Les scientifiques estiment que l’océan absorbe 30 % des émissions de CO2 dues aux activités humaines. Véritable « pompe à carbone », il est ainsi un régulateur essentiel du changement climatique. De récents résultats publiés dans Nature Communications et Science Advances suggèrent que la contribution de l’océan profond, et plus particulièrement de sa biodiversité, dans cette pompe à carbone océanique est néanmoins mal estimée. Ces nouvelles découvertes pourraient permettre d’améliorer les modèles climatiques tels que ceux utilisés par le GIEC.
L’océan profond est un milieu peu accessible et méconnu. A travers ces deux publications, des scientifiques de l’Ifremer et d’organismes partenaires apportent aujourd’hui de nouveaux éléments pour mieux comprendre les processus qui gouvernent le passage du carbone présent dans la colonne d’eau supérieure vers l’océan profond où il peut être séquestré.
Les panaches hydrothermaux, de nouveaux « réservoirs » de carbone
« Les résultats de notre étude publiés dans Nature Communications révèlent que les panaches émis par les cheminées hydrothermales sont le siège d’une production de biomasse deux fois plus importante que d’ordinaire à ces profondeurs, explique Cécile Cathalot, biogéochimiste à l’Ifremer et première auteure de l’étude. Les communautés microbiennes qui se développent au sein de ces panaches constituent à la fois une oasis de vie et un réservoir de carbone majeur dont personne ne tient compte jusqu’à présent dans les bilans de carbone de l’océan profond ».
Les panaches hydrothermaux qui jalonnent les milliers de kilomètres de rides médio-océaniques ne participent certes pas directement à la captation du CO2. Mais les scientifiques estiment que les microorganismes qui vivent dans ces panaches transforment environ 3 % du carbone organique total dissous dans l’eau en carbone dit particulaire. Une fois sous forme de particule, ce carbone peut ensuite, soit être recyclé par d’autres microorganismes au sein du panache, soit couler au fond de l’océan pour y être séquestré.
Ces résultats seront affinés mais ils éclairent déjà la contribution significative des panaches et, plus largement, des environnements hydrothermaux à l’assimilation du carbone dans l’océan profond. Reste à intégrer ce nouveau paramètre dans les modèles de la pompe à carbone océanique mondiale, comme ceux utilisés par le GIEC, afin de simuler plus précisément l’évolution de notre système climatique.

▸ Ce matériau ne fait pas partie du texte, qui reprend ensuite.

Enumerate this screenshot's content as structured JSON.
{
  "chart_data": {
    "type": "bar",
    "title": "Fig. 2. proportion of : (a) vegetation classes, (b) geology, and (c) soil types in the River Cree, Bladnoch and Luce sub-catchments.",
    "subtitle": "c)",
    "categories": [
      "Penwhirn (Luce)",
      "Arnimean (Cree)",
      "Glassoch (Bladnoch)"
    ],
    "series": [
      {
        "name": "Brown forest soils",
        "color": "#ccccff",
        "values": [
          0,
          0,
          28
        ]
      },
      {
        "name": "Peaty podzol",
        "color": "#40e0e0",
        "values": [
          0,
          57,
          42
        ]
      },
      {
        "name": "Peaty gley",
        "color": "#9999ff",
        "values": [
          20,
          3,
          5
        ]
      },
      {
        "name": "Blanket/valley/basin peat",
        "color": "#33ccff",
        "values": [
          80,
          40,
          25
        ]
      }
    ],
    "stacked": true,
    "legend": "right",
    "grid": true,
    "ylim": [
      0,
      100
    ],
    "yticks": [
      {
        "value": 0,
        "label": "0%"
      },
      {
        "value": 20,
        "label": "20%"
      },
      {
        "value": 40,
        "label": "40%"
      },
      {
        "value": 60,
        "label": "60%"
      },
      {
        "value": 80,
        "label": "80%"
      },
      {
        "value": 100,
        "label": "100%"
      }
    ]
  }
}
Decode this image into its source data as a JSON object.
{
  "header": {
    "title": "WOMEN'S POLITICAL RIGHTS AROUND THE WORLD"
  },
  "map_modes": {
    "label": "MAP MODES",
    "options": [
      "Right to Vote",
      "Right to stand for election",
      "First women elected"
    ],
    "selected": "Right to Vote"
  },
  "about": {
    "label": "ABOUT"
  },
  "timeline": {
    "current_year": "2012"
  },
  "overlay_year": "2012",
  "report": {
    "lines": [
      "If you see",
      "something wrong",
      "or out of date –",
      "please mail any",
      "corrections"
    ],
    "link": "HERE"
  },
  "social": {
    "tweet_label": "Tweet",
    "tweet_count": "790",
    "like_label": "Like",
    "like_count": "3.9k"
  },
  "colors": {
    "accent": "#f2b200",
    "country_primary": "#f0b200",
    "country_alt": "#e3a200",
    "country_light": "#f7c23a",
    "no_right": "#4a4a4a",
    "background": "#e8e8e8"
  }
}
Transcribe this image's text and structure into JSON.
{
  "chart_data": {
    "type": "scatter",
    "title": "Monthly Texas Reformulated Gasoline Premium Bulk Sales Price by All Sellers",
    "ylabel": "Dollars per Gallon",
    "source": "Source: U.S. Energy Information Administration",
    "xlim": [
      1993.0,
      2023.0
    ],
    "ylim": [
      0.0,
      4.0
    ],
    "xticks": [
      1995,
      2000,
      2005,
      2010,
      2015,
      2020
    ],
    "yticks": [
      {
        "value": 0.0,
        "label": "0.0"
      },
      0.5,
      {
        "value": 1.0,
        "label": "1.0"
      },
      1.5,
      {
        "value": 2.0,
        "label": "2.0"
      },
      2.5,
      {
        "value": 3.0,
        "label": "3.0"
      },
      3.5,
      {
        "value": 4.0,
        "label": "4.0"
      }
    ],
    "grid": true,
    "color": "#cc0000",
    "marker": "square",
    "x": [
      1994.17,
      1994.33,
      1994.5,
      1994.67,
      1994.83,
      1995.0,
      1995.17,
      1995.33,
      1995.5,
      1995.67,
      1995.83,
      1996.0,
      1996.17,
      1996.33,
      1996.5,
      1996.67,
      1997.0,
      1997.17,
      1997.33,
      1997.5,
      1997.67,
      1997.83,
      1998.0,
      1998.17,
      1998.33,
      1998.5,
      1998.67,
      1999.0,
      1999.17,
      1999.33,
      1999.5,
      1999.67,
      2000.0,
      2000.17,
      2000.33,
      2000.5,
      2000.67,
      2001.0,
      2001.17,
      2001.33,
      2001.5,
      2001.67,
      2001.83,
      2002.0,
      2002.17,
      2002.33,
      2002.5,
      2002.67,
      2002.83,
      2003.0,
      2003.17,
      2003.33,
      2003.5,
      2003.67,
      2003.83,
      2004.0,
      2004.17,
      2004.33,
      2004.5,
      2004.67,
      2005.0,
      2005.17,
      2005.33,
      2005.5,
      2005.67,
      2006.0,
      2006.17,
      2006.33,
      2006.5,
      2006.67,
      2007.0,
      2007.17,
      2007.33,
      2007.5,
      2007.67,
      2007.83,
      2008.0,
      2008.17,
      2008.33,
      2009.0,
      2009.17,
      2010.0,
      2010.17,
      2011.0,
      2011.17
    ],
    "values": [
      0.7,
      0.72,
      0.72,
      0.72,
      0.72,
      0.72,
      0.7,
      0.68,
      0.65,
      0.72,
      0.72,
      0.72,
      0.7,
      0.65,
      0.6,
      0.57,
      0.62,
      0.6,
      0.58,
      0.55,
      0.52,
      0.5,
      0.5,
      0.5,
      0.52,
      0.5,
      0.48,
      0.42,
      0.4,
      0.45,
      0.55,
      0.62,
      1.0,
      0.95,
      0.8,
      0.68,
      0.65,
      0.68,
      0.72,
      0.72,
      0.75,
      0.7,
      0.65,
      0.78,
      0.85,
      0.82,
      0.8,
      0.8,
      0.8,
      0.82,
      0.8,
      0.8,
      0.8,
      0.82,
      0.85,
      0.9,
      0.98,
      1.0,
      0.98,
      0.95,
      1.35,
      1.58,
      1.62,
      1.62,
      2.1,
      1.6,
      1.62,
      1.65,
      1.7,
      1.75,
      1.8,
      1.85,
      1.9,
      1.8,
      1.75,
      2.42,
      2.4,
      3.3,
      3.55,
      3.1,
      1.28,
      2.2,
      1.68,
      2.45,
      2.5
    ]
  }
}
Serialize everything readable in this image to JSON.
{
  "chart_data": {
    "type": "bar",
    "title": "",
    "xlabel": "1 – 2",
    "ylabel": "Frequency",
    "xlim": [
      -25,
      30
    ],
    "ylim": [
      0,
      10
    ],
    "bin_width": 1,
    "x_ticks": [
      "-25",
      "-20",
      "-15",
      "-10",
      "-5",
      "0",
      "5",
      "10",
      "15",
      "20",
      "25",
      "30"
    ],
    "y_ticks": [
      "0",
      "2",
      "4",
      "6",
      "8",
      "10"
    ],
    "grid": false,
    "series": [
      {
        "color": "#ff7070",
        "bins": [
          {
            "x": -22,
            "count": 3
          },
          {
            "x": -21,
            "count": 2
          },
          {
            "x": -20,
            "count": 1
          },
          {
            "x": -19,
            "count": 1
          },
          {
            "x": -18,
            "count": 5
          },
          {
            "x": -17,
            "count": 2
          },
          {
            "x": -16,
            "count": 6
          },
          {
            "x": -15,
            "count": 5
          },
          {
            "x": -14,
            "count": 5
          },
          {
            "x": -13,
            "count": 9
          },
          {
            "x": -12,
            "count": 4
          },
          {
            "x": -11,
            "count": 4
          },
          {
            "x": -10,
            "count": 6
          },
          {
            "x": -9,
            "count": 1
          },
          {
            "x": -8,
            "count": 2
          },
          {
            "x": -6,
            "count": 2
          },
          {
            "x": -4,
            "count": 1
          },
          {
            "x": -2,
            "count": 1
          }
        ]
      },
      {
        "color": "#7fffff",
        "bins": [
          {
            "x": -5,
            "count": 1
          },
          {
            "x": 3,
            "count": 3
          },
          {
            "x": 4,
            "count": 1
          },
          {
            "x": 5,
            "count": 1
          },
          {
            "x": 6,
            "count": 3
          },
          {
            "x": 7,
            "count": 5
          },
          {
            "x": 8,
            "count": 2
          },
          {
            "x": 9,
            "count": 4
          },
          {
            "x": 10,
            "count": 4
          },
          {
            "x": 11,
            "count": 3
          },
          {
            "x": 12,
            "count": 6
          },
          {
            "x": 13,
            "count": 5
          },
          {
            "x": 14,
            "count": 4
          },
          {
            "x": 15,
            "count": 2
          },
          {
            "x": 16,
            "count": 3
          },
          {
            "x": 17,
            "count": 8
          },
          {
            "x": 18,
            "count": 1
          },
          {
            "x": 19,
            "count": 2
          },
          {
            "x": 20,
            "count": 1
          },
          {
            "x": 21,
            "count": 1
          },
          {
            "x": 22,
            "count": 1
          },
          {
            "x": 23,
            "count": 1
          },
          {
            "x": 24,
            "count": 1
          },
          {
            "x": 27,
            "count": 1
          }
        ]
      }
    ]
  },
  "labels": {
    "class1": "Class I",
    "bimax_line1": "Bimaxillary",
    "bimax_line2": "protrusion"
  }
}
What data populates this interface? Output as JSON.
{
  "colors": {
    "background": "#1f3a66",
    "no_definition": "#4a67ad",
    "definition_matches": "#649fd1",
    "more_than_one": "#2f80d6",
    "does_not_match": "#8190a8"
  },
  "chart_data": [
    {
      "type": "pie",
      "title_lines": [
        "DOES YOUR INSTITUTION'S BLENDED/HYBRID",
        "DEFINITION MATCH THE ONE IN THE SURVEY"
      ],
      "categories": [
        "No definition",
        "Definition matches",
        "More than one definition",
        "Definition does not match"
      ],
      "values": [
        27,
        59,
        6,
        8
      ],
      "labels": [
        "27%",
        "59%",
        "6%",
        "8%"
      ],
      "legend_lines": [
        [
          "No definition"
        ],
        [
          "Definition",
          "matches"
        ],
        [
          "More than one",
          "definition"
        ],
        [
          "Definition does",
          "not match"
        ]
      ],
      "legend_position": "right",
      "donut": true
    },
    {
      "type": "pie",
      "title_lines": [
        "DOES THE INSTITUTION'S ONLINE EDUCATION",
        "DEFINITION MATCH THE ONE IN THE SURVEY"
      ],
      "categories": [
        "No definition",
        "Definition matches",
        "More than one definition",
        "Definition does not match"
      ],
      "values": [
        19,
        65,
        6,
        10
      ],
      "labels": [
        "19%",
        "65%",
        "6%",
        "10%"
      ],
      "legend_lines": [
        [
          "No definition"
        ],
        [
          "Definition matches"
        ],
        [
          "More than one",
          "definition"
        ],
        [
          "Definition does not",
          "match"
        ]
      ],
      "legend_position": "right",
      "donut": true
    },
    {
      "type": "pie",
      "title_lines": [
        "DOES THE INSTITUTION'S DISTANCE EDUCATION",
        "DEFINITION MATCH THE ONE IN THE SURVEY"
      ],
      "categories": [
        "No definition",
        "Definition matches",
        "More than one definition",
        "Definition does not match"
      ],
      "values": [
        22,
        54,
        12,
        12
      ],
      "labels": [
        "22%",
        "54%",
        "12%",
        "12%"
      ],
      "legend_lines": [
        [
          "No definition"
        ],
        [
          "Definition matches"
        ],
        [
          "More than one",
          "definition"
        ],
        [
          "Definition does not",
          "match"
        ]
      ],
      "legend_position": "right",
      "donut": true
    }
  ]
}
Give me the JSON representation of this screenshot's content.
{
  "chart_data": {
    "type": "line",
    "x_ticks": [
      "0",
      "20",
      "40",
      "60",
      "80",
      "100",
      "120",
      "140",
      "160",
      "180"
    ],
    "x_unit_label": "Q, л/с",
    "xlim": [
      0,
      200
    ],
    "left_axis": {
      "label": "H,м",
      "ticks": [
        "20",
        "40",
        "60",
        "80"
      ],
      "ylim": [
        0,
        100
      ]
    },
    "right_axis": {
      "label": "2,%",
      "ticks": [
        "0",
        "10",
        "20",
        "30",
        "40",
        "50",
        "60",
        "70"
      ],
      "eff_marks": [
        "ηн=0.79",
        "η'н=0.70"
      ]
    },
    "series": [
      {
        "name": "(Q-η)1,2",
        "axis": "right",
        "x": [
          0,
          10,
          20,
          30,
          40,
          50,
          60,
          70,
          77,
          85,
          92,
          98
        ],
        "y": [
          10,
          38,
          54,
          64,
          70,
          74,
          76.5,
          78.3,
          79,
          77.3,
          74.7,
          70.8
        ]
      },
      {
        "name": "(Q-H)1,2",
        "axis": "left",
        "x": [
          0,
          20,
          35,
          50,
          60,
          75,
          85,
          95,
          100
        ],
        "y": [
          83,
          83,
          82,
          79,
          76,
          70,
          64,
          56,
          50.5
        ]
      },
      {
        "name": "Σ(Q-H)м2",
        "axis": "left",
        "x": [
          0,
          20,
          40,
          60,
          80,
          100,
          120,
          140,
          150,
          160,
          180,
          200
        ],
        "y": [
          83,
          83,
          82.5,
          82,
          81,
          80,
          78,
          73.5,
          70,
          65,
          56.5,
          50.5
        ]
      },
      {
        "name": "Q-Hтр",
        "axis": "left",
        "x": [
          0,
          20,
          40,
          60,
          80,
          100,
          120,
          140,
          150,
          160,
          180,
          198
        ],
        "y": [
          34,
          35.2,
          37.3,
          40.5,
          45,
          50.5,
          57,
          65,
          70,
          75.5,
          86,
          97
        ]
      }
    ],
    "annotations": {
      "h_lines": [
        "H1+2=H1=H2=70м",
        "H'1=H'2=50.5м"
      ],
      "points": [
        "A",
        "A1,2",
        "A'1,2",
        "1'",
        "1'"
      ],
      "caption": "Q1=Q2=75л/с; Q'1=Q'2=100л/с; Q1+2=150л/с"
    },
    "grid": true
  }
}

Consulter la publication : https://doi.org/10.1038/s41467-021-26877-6
Les sédiments des abysses abritent trois fois plus de biodiversité que les masses d’eau
Pour la première fois, une équipe internationale de chercheurs (Norvège, Suisse, France, Royaume-Uni, Allemagne, Espagne, Etats-Unis) et notamment de l’Ifremer, du CNRS, du CEA et de Sorbonne Université, a réalisé une étude de la biodiversité à l’échelle de l’océan global, depuis la surface jusqu’aux sédiments profonds. Ils ont séquencé massivement l’ADN environnemental extrait de 1700 échantillons d’eau et de sédiments profonds récoltés au cours de 15 campagnes océanographiques dans tous les océans. Publiés dans Science Advances, ces résultats inédits montrent que :
– Les sédiments des abysses abritent une biodiversité trois fois plus importante que celle du plancton de la colonne d’eau,
– Deux tiers des séquences ADN découvertes dans ces sédiments ne correspondent à aucune espèce ou aucun groupe d’espèces connus.
« En comparant la biodiversité présente dans les différentes couches océaniques jusqu’au fond, nous avons découvert que seule une faible partie des espèces ou groupes d’espèces de planctons atteint les sédiments après leur mort », commente Sophie Arnaud-Haond, chercheure en écologie évolutive à l’Ifremer et co-auteure de cette publication qui s’appuie notamment sur les inventaires de biodiversité réalisés dans le cadre du projet « Pourquoi pas les abysses?/eDNAbyss ». Et d’ajouter : « Ces espèces ou groupes d’espèces détectés dans les sédiments profonds ne sont pas nécessairement ceux que l’on pensait les plus importants pour la pompe à carbone dite biologique ». Ces nouvelles découvertes illustrent l’importance du rôle de la biodiversité dans les processus de transfert et d’enfouissement du carbone depuis l’atmosphère jusqu’au fond des océans.